In our tests, the smart HVAC had a significant effect on energy consumption, and it optimizes comfort as well as energy. Our current lighting controllers run off context. Knowing more or less what I’m doing, it knows the kind of situation I’m in and adjusts the lighting to be optimal for that. We’ve basically projected complex lighting into control axes optimized for humans. Instead of working with sliders or presets, the system can automatically adjust and converge pretty quickly into the lighting you want. I have a student wearing a Google Glass and the room illuminates automatically according to what she is doing. The lighting will change if she moves around or if she is in a social situation versus a work situation. It detects this, and will smoothly change the lighting to be appropriate. Of course, we can also optimize for energy consumption as well as satisfying contextual suggestions.

And now, it’s not just lighting: we’re also working with projection. Before too long we will have surfaces covering entire walls that provide dynamic video imagery. We now have large monitors, of course, and eventually we’ll have smart wallpaper. How do you control that to bring the right atmosphere into the room? We look at it responding to the individual, because we can measure affective parameters as well: Are you stressed? Are you relaxed? Are you into flow? What is your internal state? We can start to estimate that and have the room respond accordingly. The precise way we respond is different for everybody and can change—the system has to learn. But we discovered that it can learn sequences of images and lighting and bring you into a certain state that can be better suited to what you’re doing.

Can you tell us more about your work that involves nature and the living?

One of our projects relates to an outdoor location we called Tidmarsh. It’s an old bog that used to grow cranberries.
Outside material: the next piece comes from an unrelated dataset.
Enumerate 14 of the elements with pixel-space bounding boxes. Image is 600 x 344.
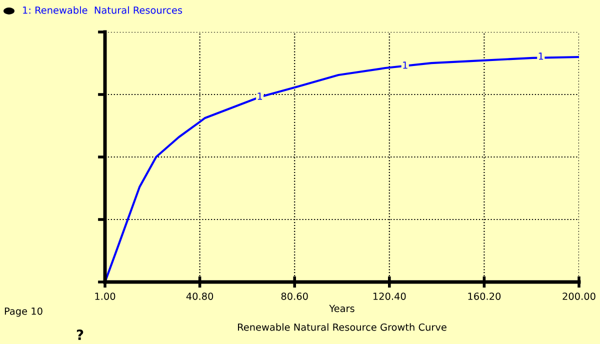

These farms all moved north because of economic change, climate change, and change in the plants themselves. Much of Tidmarsh’s 600 acres have been turned back to nature. Rather than make a shopping mall or development, the owners really want to return it to what it originally was, a wetland. So, it’s been bulldozed, it’s been changed, and we’re interested in capturing this whole process. We built low-power wireless sensors for measuring the parameters of the wetland as it is restored and scattered them all over several locations to get fine-grain data which we’re now manifesting in a virtual world. Just like we do with the building in DoppelLab, you can now virtually go to this outdoor place and float through it, see the sensor information as it comes up through animations. We’ve got thirty microphones in part of the landscape, so as you’re moving you can hear the natural world. The sensors make music too. We’ve got three or four different compositions that are driven by the sensor data in real-time. We could do a city in that way too, in principle. So, this becomes a whole new art form, that is just starting to mature and which intrigues us very much.

Like a virtual city?

We call it, instead of sensor visualization, or sensor virtuality, sensor “visceralization.” It’s all kind of precognitive, hence visceral. We’ve built a framework where any kind of sensor can be used by any application, which is so important for the internet of things. You can also run it with VR headsets like HoloLens, Rift, or Vive. We are very interested in the idea of sensory augmentation. We’re going to start with the audio. If you’re looking across a certain area, we detect that you’re concentrating on something there, then we’ll feed up sounds from the microphones that are there, the sensors in the vicinity will be making some sonification or some music that will be blended in, and we’ll track your head, your location, and some idea of your sensory focus. In as natural a way as we can, we’ll see how much we can get away with expanded perception—what we call a “sensory prosthetic.”